Orphan Train by Christina Baker Kline

Reviewed by Ellen

Ratings

Content Ratings based on a 0-5 scale where
0 = no objectionable content and
5 = an excessive or disturbing level of content

Guide to Rating System

LANGUAGE

VIOLENCE

SEXUAL CONTENT

ADULT THEMES

Orphan-Train

Ratings Explanation

Language:  Every common swear word used at least once; the f-word used several times; profanity and crudity.

Violence:  A man shakes his young baby to make it stop crying. A farmer slaps an orphan boy around; another orphan boy talks about being abused by foster families. A young girl is molested by her foster father–see “Adult Themes”.  (Other violence in this book is minimal, but because rape and child molestation are classified as violent crimes, I’ve given it a ‘3’ rating.)

Sexual Content:  Jack’s father got his mother pregnant. Molly got a tattoo when she was 16 for “free” in exchange for her virginity. Jack and Molly engage in heavy petting in his car (he feels under her shirt; she is on top of him). Molly jokes about having to delete naked photos on facebook. Lillian and her boyfriend, explaining why they were late, say they were “waylaid” and laugh (sexual innuendo implied).

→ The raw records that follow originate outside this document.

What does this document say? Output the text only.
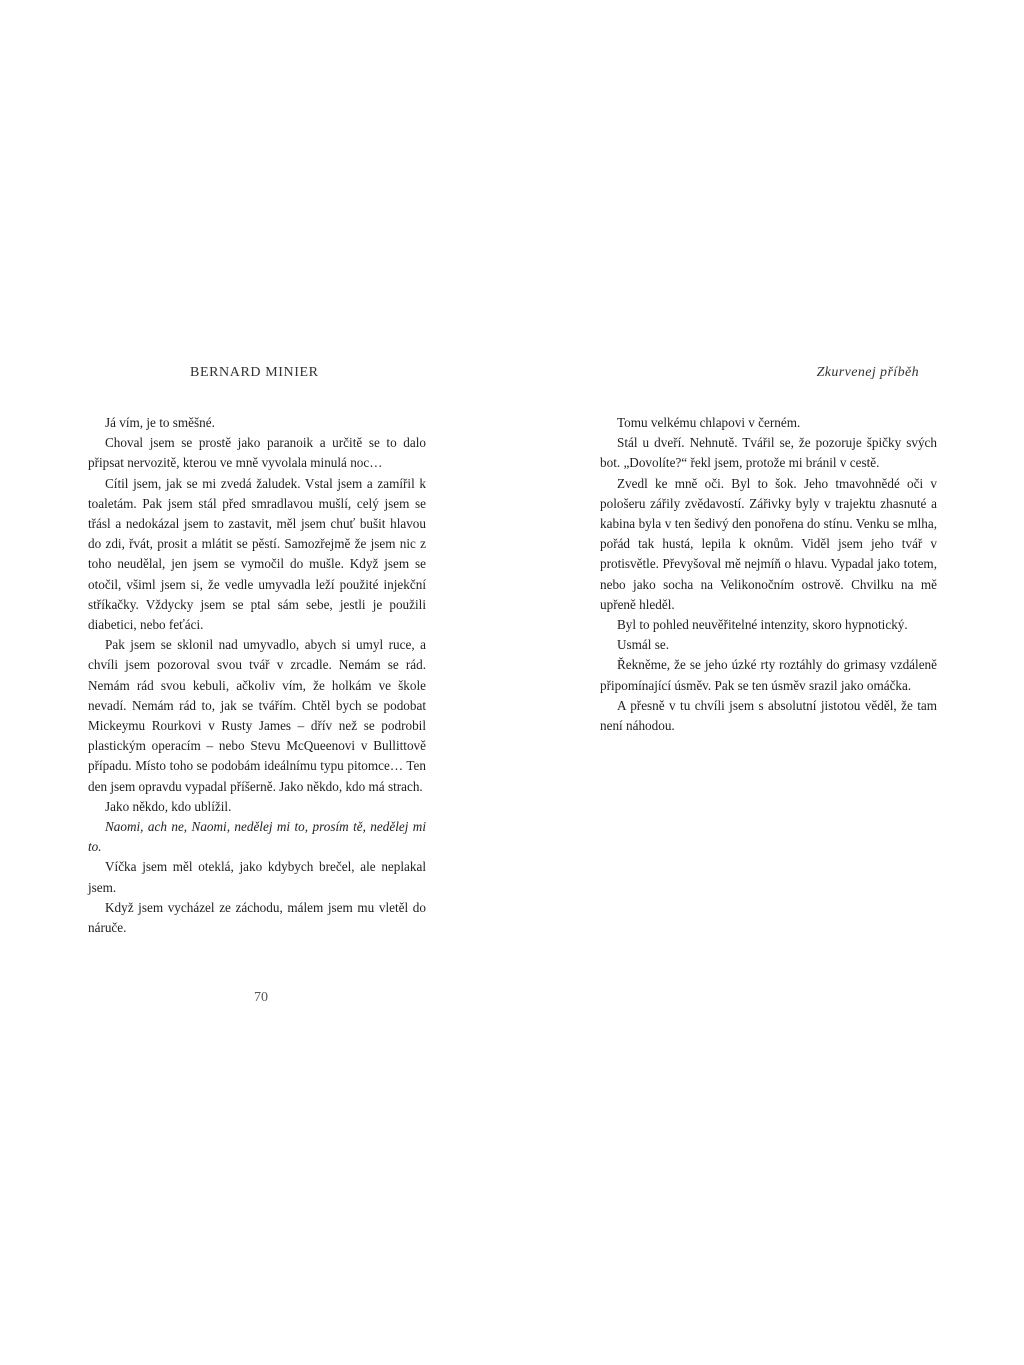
BERNARD MINIER

Já vím, je to směšné.

Choval jsem se prostě jako paranoik a určitě se to dalo připsat nervozitě, kterou ve mně vyvolala minulá noc…

Cítil jsem, jak se mi zvedá žaludek. Vstal jsem a zamířil k toaletám. Pak jsem stál před smradlavou mušlí, celý jsem se třásl a nedokázal jsem to zastavit, měl jsem chuť bušit hlavou do zdi, řvát, prosit a mlátit se pěstí. Samozřejmě že jsem nic z toho neudělal, jen jsem se vymočil do mušle. Když jsem se otočil, všiml jsem si, že vedle umyvadla leží použité injekční stříkačky. Vždycky jsem se ptal sám sebe, jestli je použili diabetici, nebo feťáci.

Pak jsem se sklonil nad umyvadlo, abych si umyl ruce, a chvíli jsem pozoroval svou tvář v zrcadle. Nemám se rád. Nemám rád svou kebuli, ačkoliv vím, že holkám ve škole nevadí. Nemám rád to, jak se tvářím. Chtěl bych se podobat Mickeymu Rourkovi v Rusty James – dřív než se podrobil plastickým operacím – nebo Stevu McQueenovi v Bullittově případu. Místo toho se podobám ideálnímu typu pitomce… Ten den jsem opravdu vypadal příšerně. Jako někdo, kdo má strach.

Jako někdo, kdo ublížil.

Naomi, ach ne, Naomi, nedělej mi to, prosím tě, nedělej mi to.

Víčka jsem měl oteklá, jako kdybych brečel, ale neplakal jsem.

Když jsem vycházel ze záchodu, málem jsem mu vletěl do náruče.

70
Zkurvenej příběh

Tomu velkému chlapovi v černém.

Stál u dveří. Nehnutě. Tvářil se, že pozoruje špičky svých bot. „Dovolíte?“ řekl jsem, protože mi bránil v cestě.

Zvedl ke mně oči. Byl to šok. Jeho tmavohnědé oči v pološeru zářily zvědavostí. Zářivky byly v trajektu zhasnuté a kabina byla v ten šedivý den ponořena do stínu. Venku se mlha, pořád tak hustá, lepila k oknům. Viděl jsem jeho tvář v protisvětle. Převyšoval mě nejmíň o hlavu. Vypadal jako totem, nebo jako socha na Velikonočním ostrově. Chvilku na mě upřeně hleděl.

Byl to pohled neuvěřitelné intenzity, skoro hypnotický.

Usmál se.

Řekněme, že se jeho úzké rty roztáhly do grimasy vzdáleně připomínající úsměv. Pak se ten úsměv srazil jako omáčka.

A přesně v tu chvíli jsem s absolutní jistotou věděl, že tam není náhodou.
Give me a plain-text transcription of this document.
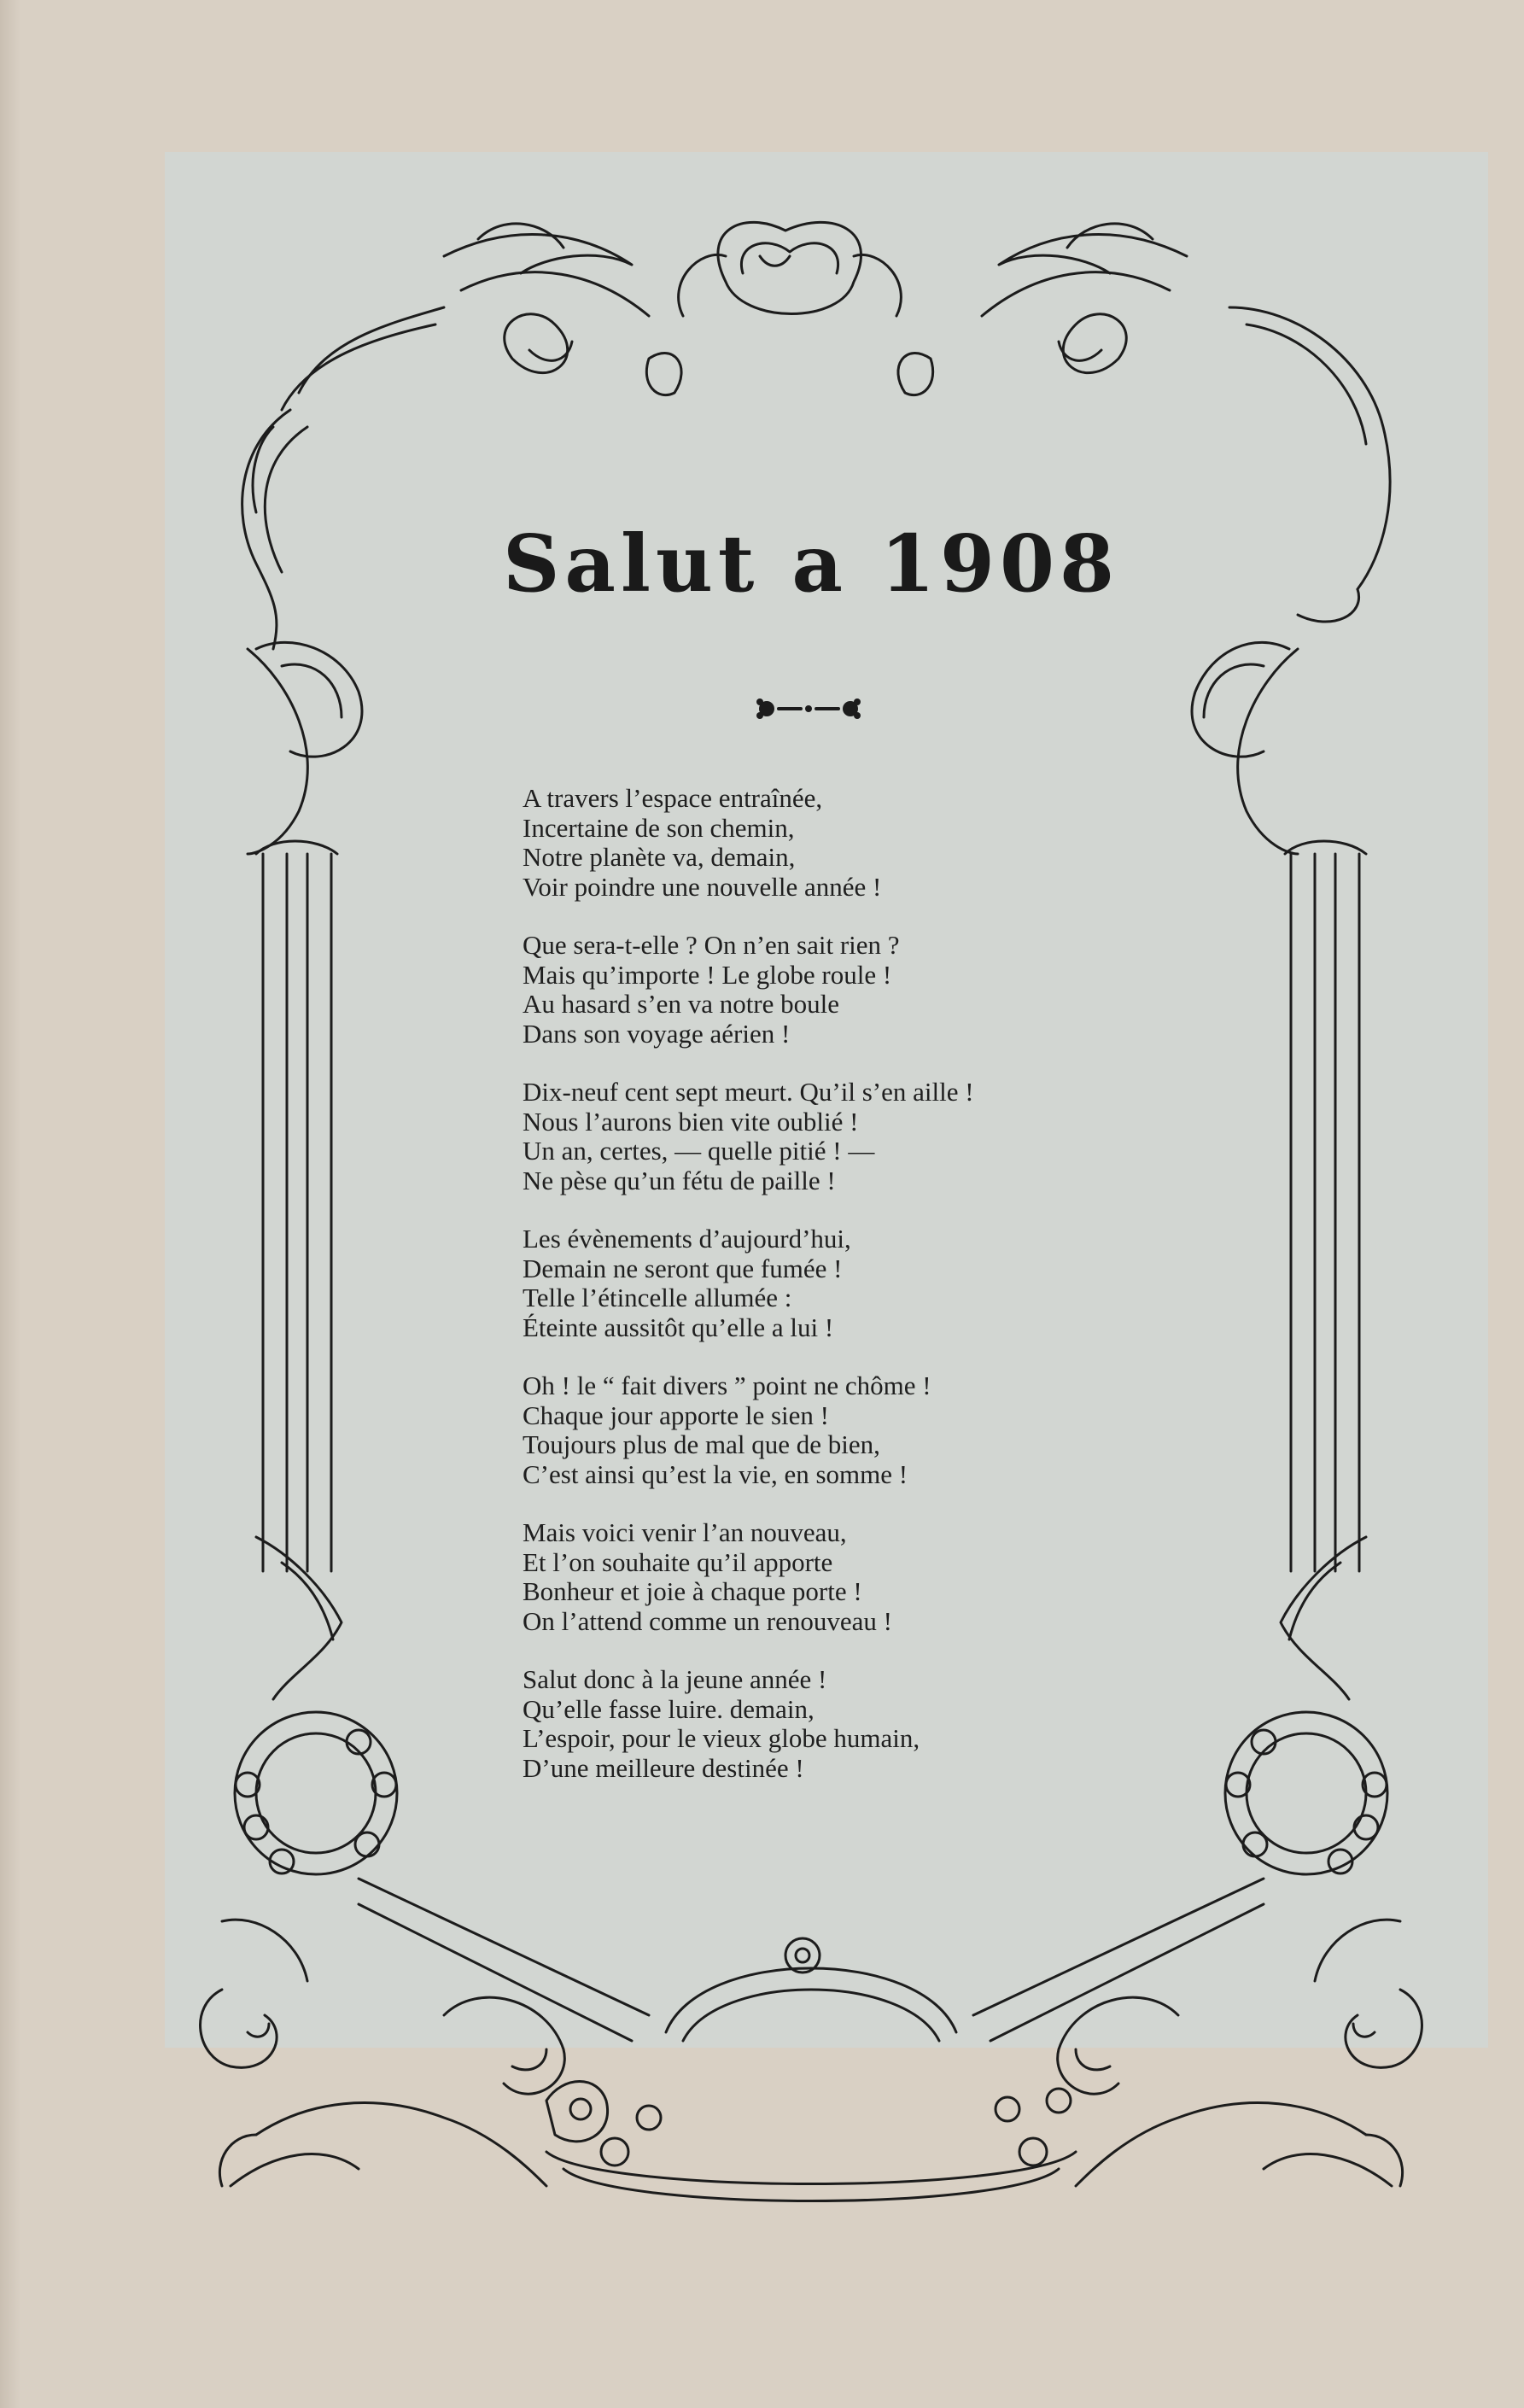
Salut a 1908

A travers l’espace entraînée,
Incertaine de son chemin,
Notre planète va, demain,
Voir poindre une nouvelle année !

Que sera-t-elle ? On n’en sait rien ?
Mais qu’importe ! Le globe roule !
Au hasard s’en va notre boule
Dans son voyage aérien !

Dix-neuf cent sept meurt. Qu’il s’en aille !
Nous l’aurons bien vite oublié !
Un an, certes, — quelle pitié ! —
Ne pèse qu’un fétu de paille !

Les évènements d’aujourd’hui,
Demain ne seront que fumée !
Telle l’étincelle allumée :
Éteinte aussitôt qu’elle a lui !

Oh ! le “ fait divers ” point ne chôme !
Chaque jour apporte le sien !
Toujours plus de mal que de bien,
C’est ainsi qu’est la vie, en somme !

Mais voici venir l’an nouveau,
Et l’on souhaite qu’il apporte
Bonheur et joie à chaque porte !
On l’attend comme un renouveau !

Salut donc à la jeune année !
Qu’elle fasse luire. demain,
L’espoir, pour le vieux globe humain,
D’une meilleure destinée !
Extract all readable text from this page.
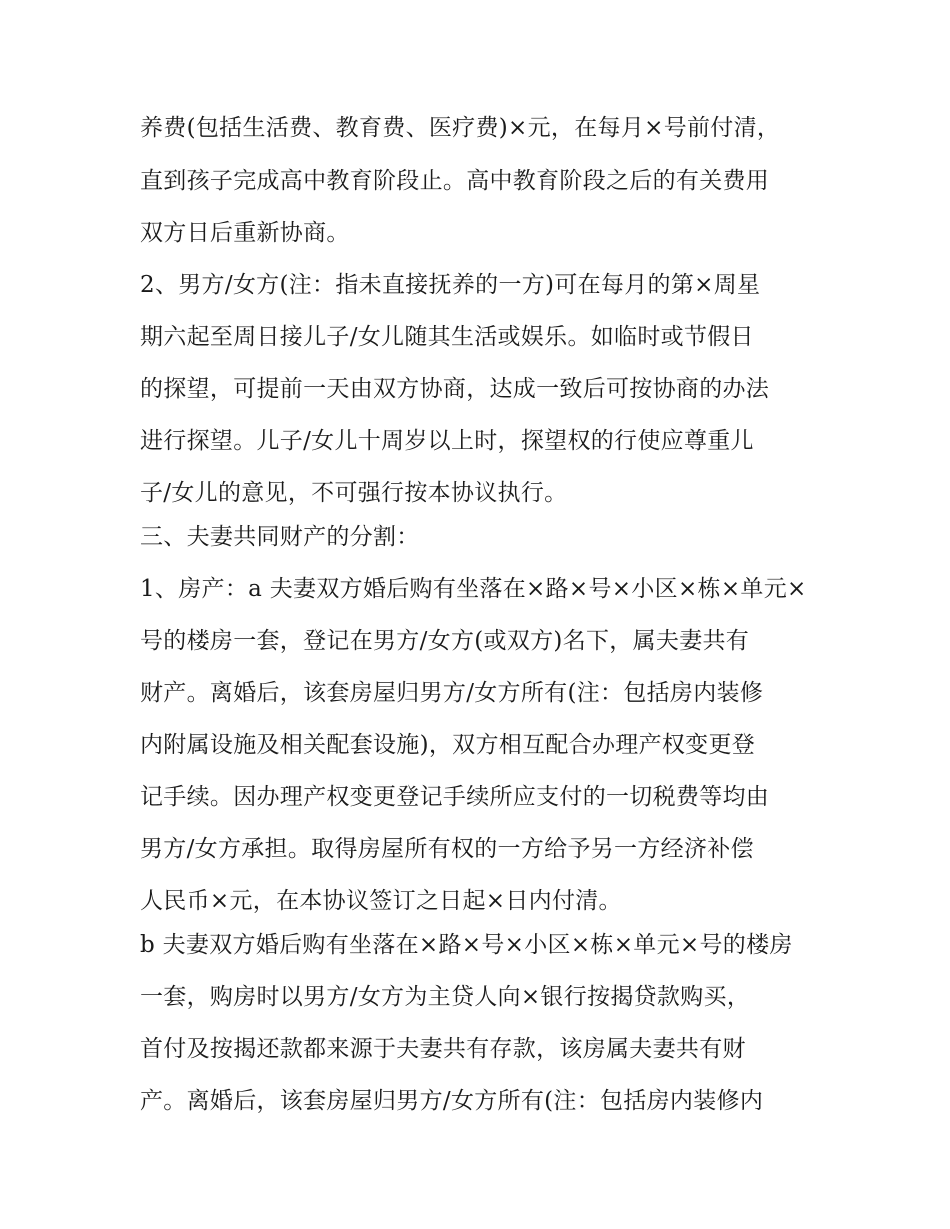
养费(包括生活费、教育费、医疗费)×元，在每月×号前付清，

直到孩子完成高中教育阶段止。高中教育阶段之后的有关费用

双方日后重新协商。

2、男方/女方(注：指未直接抚养的一方)可在每月的第×周星

期六起至周日接儿子/女儿随其生活或娱乐。如临时或节假日

的探望，可提前一天由双方协商，达成一致后可按协商的办法

进行探望。儿子/女儿十周岁以上时，探望权的行使应尊重儿

子/女儿的意见，不可强行按本协议执行。

三、夫妻共同财产的分割：

1、房产：a 夫妻双方婚后购有坐落在×路×号×小区×栋×单元×

号的楼房一套，登记在男方/女方(或双方)名下，属夫妻共有

财产。离婚后，该套房屋归男方/女方所有(注：包括房内装修

内附属设施及相关配套设施)，双方相互配合办理产权变更登

记手续。因办理产权变更登记手续所应支付的一切税费等均由

男方/女方承担。取得房屋所有权的一方给予另一方经济补偿

人民币×元，在本协议签订之日起×日内付清。

b 夫妻双方婚后购有坐落在×路×号×小区×栋×单元×号的楼房

一套，购房时以男方/女方为主贷人向×银行按揭贷款购买，

首付及按揭还款都来源于夫妻共有存款，该房属夫妻共有财

产。离婚后，该套房屋归男方/女方所有(注：包括房内装修内
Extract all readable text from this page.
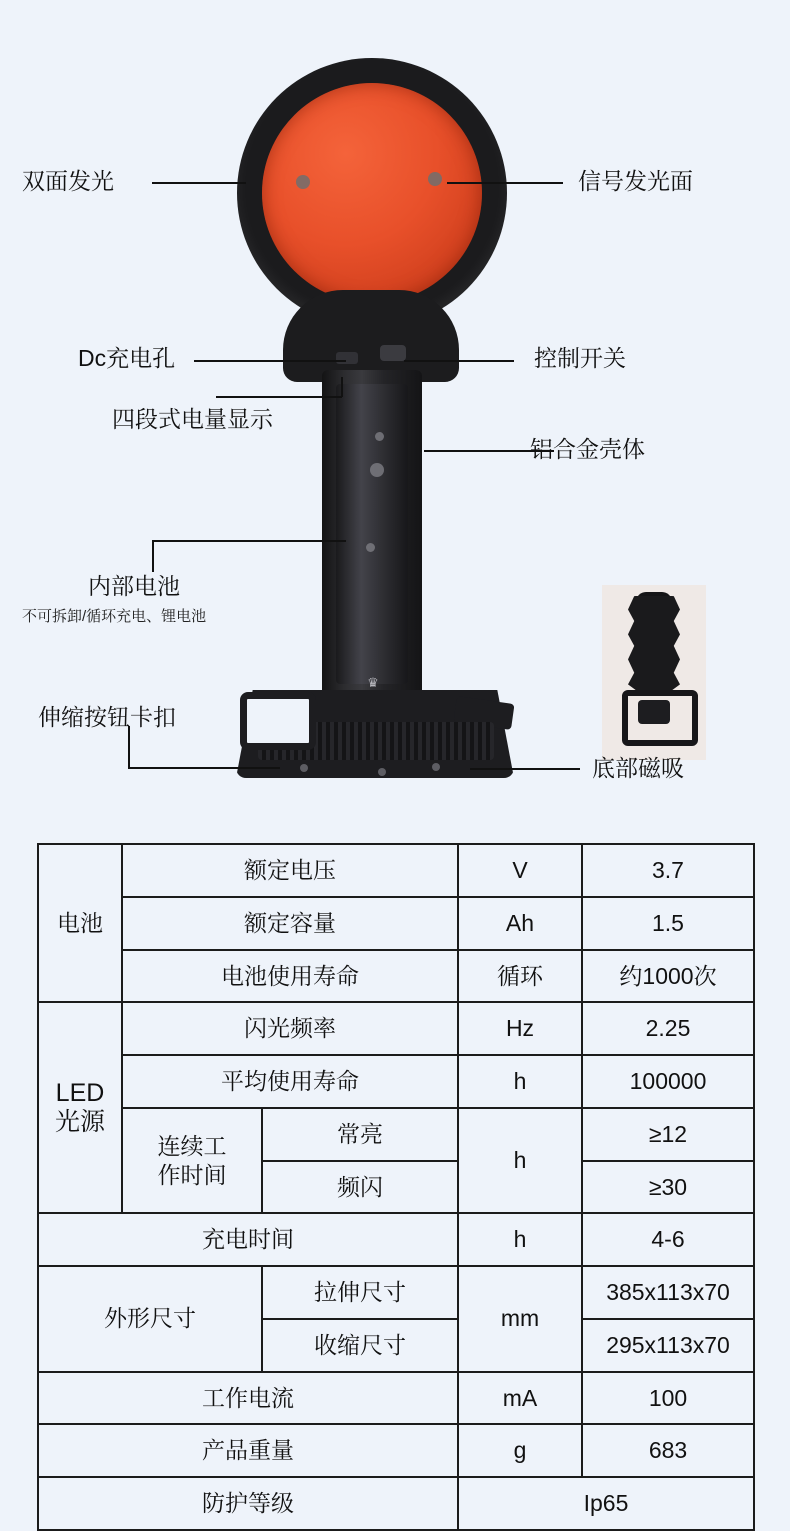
♛
双面发光	信号发光面
Dc充电孔	控制开关
四段式电量显示
铝合金壳体
内部电池
不可拆卸/循环充电、锂电池
伸缩按钮卡扣
底部磁吸
电池	额定电压		V	3.7
	额定容量		Ah	1.5
	电池使用寿命		循环	约1000次
LED
光源	闪光频率		Hz	2.25
	平均使用寿命		h	100000
	连续工
作时间	常亮	h	≥12
		频闪		≥30
充电时间			h	4-6
外形尺寸		拉伸尺寸	mm	385x113x70
		收缩尺寸		295x113x70
工作电流			mA	100
产品重量			g	683
防护等级			Ip65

Adult Themes:  Molly steals a library book and is sent to juvenile detention. When her father died, her mother went into an emotional tailspin resulting in Molly entering foster care. Niamh’s father is an alcoholic. Her family dies in a fire. Other drug references are mentioned, including someone joking about shutting down a meth lab. Molly’s foster mother frequently makes racist comments, and says Jack’s mother got “knocked up by a Mexican scrub”. She denigrates Molly’s Native American status. Mild alcohol usage is mentioned (a girl’s prom date gets drunk; a young woman’s friends go into town to visit the clubs/bars). The physical, emotional, and sexual abuse of foster children is detailed in certain incidents. A 12-year-old girl is groped and then molested by her foster father, the details of which are disturbing and crude. She runs away from home.

Synopsis

Between the years 1854 and 1929, approximately 200,000 orphaned children were transported from the East Coast to the Midwest on trains known as “orphan trains”. The hope was that these children, often orphaned when their immigrant parents did not survive the journey to America or after their arrival, would find lasting and loving homes in good Christian families living in cities or on farms in the Midwest. Many times this would prove true, but all too frequently these children wound up as free child labor for farmers or factory owners. They were often abused, both physically and emotionally; when they ran away, they were left to fend for themselves on the streets all over again.

This book takes place in the present and in the past: two stories of seemingly very different women, woven together by the common thread they share of being bounced around the foster care program until adulthood. First we have Molly, a Goth teenager whose outward appearance betrays her sensitive soul, and who lives with a resentful foster parent couple. Stealing a library book and getting caught forces Molly into community service where she meets Vivian, a wealthy 90-year-old widow living in a Victorian mansion. Obviously, thinks Molly, they will have nothing in common. But as it turns out, Vivian was also an orphan and has her own story to tell, a fascinating one that unfolds as Molly helps her sort through boxes of memories stored in her attic. Reliving Vivian’s past helps Molly with her present, and the two of them benefit from their friendship in unexpected but beautiful ways.

Orphan Train is an unforgettable story, at times disturbing and painful, at other times hopeful and redemptive. Although this particular story of Molly and Vivian is fictional, the orphan trains were real, and a piece of history I had never heard of. Did this chapter of history just get swept under the rug? It is hard to believe that so many children’s futures were left up to fate: they could step off the train and be chosen by a loving, nurturing family, or taken home by a cruel farmer and made to sleep in a drafty barn, or be completely picked over like bruised fruit left at the bottom of the crate. For an older girl like Vivian, especially with red hair, her fate was even more uncertain. Who would want a 10-year-old red-headed Irish girl? What good would she be? (This sheds a whole new light on Anne Shirley’s plight.) I do recommend this book, however, due to the disturbing, mature content in certain scenes, only for upper high school students and adults. (Read Anne of Green Gables if you are looking for a happier, lighter story about orphans.)